On March 19 2004, a Zimbabwean Independent Film Maker Simon Bright Was Arrested On Allegations of Having Participated in the Production of a BBC Documentary, "Panorama", Which Focused On Zimbabwe's Controversial National Youth Training Service.
Beatrice Mtetwa, Bright's lawyer, said her client was arrested at the Harare International Airport as he tried to board an Air Zimbabwe flight to London.
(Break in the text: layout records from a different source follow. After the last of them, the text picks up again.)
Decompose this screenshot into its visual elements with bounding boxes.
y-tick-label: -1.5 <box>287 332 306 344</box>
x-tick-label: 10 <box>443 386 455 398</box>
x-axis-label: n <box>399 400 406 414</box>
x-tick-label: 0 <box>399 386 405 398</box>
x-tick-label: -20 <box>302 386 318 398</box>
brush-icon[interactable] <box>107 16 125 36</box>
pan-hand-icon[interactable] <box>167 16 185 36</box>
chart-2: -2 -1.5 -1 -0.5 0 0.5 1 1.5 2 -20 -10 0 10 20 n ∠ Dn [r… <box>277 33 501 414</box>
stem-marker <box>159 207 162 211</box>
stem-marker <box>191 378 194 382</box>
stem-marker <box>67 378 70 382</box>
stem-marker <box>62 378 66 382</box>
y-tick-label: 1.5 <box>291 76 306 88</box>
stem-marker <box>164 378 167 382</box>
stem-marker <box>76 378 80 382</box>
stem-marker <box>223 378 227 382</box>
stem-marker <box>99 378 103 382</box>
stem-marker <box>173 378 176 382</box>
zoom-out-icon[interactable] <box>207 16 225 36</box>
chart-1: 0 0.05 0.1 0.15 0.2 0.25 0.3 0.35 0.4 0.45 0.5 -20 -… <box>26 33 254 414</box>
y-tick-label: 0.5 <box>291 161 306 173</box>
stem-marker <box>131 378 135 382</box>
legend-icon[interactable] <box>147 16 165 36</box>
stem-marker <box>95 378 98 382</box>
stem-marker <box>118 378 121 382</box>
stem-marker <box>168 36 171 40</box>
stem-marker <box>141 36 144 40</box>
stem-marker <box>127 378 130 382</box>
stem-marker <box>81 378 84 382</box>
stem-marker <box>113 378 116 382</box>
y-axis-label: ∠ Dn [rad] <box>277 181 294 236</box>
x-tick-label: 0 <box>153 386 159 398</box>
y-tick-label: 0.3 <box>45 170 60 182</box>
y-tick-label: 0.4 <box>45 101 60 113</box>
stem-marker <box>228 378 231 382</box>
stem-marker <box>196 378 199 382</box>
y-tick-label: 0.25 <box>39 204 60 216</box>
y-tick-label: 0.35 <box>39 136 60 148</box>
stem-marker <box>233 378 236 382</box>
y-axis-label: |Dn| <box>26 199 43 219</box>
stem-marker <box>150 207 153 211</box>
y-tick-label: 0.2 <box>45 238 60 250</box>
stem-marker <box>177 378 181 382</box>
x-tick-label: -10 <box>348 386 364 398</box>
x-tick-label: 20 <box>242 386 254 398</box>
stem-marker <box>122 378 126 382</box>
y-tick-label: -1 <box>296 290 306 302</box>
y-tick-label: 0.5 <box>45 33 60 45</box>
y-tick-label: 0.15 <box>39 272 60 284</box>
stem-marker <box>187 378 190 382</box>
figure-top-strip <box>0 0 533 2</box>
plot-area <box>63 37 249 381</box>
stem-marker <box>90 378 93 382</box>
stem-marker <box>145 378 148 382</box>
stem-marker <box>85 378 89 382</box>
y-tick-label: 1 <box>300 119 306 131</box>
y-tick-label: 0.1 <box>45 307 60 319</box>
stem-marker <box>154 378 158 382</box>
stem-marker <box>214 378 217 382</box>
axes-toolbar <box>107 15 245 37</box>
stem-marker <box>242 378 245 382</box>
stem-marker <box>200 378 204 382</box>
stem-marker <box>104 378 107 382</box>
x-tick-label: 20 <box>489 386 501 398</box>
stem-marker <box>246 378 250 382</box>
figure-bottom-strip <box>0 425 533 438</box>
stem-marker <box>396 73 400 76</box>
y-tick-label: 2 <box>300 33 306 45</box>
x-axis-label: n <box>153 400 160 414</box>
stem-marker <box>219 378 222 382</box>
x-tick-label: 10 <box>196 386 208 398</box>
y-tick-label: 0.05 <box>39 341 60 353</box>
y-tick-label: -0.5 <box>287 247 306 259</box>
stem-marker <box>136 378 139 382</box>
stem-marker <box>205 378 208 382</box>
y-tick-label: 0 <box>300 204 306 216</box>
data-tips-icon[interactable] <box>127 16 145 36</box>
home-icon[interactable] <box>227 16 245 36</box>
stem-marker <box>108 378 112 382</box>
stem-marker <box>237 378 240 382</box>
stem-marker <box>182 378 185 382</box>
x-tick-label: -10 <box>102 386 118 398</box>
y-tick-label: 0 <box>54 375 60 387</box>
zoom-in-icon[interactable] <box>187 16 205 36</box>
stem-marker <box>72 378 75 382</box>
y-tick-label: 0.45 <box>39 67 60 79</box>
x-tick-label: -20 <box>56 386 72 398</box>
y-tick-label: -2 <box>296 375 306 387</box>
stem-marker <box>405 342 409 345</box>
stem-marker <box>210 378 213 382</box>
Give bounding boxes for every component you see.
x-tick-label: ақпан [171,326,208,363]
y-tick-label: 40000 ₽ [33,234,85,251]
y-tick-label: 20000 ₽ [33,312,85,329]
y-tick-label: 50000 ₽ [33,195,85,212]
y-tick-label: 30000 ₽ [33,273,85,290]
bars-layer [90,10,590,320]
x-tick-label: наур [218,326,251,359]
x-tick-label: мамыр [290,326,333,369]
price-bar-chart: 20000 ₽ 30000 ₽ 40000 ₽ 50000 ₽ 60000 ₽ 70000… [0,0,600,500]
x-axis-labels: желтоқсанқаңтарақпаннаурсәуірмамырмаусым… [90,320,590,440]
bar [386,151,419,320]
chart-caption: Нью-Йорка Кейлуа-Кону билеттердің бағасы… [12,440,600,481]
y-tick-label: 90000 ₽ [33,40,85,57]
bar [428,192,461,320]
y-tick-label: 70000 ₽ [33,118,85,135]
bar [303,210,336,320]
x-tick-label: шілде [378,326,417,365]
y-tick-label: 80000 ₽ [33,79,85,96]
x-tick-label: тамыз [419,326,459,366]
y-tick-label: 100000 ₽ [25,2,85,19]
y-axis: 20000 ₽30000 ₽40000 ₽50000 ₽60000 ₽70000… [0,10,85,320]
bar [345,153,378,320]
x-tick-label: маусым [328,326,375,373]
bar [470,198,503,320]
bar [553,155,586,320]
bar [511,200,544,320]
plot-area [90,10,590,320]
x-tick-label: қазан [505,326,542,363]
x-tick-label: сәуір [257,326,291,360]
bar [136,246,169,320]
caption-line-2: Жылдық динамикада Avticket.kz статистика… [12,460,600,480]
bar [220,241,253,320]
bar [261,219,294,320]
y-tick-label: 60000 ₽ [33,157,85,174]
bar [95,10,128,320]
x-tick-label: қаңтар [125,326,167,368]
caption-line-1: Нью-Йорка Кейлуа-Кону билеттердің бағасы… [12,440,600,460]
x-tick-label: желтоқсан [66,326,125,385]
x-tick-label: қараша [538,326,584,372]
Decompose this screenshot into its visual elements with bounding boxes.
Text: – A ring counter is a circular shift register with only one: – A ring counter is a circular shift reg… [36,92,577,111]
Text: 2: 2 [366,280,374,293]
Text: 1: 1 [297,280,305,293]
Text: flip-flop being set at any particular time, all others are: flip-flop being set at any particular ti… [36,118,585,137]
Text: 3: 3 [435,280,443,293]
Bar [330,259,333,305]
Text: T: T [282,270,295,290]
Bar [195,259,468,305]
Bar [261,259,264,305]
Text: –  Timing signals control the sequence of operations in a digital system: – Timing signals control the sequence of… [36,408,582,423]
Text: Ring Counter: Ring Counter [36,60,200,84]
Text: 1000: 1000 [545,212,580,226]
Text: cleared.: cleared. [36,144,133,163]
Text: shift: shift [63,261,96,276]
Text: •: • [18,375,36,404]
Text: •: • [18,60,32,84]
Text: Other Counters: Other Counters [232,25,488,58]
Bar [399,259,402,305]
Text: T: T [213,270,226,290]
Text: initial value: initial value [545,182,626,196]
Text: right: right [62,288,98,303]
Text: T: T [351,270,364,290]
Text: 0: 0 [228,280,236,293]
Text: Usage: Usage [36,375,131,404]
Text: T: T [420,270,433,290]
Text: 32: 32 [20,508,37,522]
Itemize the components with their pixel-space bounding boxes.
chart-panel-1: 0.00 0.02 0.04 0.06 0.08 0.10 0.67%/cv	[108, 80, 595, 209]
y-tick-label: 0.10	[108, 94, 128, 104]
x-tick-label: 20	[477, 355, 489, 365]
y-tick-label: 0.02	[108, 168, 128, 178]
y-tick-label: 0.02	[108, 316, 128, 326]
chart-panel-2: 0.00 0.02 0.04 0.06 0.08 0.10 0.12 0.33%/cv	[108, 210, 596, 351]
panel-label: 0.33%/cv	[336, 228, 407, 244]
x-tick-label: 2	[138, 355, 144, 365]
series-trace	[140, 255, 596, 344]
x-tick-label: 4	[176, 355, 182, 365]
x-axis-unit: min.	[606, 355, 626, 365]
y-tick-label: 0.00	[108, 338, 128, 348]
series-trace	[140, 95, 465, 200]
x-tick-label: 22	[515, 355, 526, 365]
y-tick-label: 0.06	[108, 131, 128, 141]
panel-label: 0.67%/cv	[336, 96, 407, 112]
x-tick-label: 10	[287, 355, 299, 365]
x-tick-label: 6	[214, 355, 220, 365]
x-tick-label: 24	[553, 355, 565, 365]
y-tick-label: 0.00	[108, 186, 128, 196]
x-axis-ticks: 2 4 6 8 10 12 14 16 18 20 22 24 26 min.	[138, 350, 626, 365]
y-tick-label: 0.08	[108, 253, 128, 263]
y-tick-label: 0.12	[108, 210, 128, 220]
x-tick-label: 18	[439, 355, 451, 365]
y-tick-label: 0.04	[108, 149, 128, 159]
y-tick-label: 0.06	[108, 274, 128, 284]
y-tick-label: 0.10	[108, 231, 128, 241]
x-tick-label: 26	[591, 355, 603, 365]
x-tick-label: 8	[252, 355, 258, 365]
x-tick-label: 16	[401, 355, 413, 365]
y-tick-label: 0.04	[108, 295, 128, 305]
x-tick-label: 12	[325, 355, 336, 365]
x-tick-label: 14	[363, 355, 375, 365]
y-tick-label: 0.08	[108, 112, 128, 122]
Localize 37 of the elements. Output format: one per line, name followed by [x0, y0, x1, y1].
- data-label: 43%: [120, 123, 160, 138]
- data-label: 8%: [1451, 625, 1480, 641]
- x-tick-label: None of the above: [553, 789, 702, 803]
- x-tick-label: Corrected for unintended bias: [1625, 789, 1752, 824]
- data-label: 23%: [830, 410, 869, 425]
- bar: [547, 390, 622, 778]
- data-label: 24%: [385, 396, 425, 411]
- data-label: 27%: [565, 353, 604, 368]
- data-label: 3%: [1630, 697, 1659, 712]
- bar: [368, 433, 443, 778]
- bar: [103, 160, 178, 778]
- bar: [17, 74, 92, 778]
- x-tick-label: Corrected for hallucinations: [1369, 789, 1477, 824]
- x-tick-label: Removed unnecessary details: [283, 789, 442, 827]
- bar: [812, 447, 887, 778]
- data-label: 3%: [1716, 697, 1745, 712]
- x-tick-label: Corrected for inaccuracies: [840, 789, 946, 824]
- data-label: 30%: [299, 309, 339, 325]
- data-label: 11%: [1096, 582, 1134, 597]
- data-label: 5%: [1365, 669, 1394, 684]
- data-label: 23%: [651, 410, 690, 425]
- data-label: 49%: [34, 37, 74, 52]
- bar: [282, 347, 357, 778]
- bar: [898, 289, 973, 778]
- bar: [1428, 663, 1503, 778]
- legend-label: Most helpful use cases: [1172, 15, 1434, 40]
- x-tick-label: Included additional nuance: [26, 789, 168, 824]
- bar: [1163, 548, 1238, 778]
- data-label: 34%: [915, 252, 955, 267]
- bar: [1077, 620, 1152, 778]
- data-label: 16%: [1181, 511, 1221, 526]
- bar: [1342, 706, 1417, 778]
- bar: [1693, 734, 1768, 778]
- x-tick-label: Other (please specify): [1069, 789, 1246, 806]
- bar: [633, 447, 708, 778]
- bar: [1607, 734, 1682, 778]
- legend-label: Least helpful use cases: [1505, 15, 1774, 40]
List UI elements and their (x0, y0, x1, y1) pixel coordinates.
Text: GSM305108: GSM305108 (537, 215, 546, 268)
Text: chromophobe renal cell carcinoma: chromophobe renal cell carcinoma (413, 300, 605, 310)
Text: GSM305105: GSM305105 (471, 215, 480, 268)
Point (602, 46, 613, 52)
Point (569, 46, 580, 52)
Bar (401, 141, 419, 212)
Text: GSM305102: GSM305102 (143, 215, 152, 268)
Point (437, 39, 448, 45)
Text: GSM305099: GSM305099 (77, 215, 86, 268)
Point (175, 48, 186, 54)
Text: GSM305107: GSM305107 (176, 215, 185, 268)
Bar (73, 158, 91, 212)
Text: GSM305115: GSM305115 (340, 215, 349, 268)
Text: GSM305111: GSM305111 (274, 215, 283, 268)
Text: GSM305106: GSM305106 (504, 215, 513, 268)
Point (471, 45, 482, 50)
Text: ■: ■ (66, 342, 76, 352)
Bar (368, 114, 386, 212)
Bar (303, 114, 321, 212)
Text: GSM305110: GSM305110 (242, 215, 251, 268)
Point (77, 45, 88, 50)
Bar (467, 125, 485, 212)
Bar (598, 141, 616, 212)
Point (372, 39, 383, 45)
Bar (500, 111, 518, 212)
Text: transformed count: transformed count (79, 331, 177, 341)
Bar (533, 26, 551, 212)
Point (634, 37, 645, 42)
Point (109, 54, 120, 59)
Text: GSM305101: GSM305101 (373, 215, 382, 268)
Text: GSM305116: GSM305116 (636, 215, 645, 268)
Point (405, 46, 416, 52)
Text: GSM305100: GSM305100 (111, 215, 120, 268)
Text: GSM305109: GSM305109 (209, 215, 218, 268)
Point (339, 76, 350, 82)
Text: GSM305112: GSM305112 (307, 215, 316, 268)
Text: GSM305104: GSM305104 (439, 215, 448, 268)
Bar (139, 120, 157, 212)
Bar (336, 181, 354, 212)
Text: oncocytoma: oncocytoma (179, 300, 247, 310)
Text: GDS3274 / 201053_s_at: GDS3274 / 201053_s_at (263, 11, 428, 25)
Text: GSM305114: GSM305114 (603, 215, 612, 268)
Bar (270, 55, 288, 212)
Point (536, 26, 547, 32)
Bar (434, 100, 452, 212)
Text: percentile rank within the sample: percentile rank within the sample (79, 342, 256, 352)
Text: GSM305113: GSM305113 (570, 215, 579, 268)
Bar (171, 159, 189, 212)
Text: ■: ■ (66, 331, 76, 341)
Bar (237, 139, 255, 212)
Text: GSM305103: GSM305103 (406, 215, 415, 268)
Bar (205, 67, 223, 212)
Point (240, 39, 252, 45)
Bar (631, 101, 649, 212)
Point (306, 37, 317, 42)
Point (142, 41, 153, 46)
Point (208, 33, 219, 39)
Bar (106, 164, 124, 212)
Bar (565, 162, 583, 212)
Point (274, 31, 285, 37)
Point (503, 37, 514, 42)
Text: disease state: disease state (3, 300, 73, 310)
He was detained for the weekend by police and questioned on whether he worked for "outside broadcasters", Mtetwa said.
The lawyer said Bright was asked whether he was involved in making the BBC's recent Panorama programme that claimed thousands of Zimbabwean youths are being trained in special camps to torture and intimidate opponents of President Robert Mugabe's government.
"The suspicion is that he was involved in that 'Panorama' documentary", Mtetwa said, but denied any link. Bright was released in the afternoon of March 22 after being charged under the Public Order and Security Act (POSA) for communicating "a statement which is wholly or materially false", Mtetwa added.
Mtetwa said that Bright focuses on development and conservation issues, and was taking a tape to clients in London who had commissioned him to make a documentary on a game park in southern Zimbabwe.
Mtetwa said police were "unable to say what was offensive" about the tape, adding that various government departments were involved in the making of the documentary.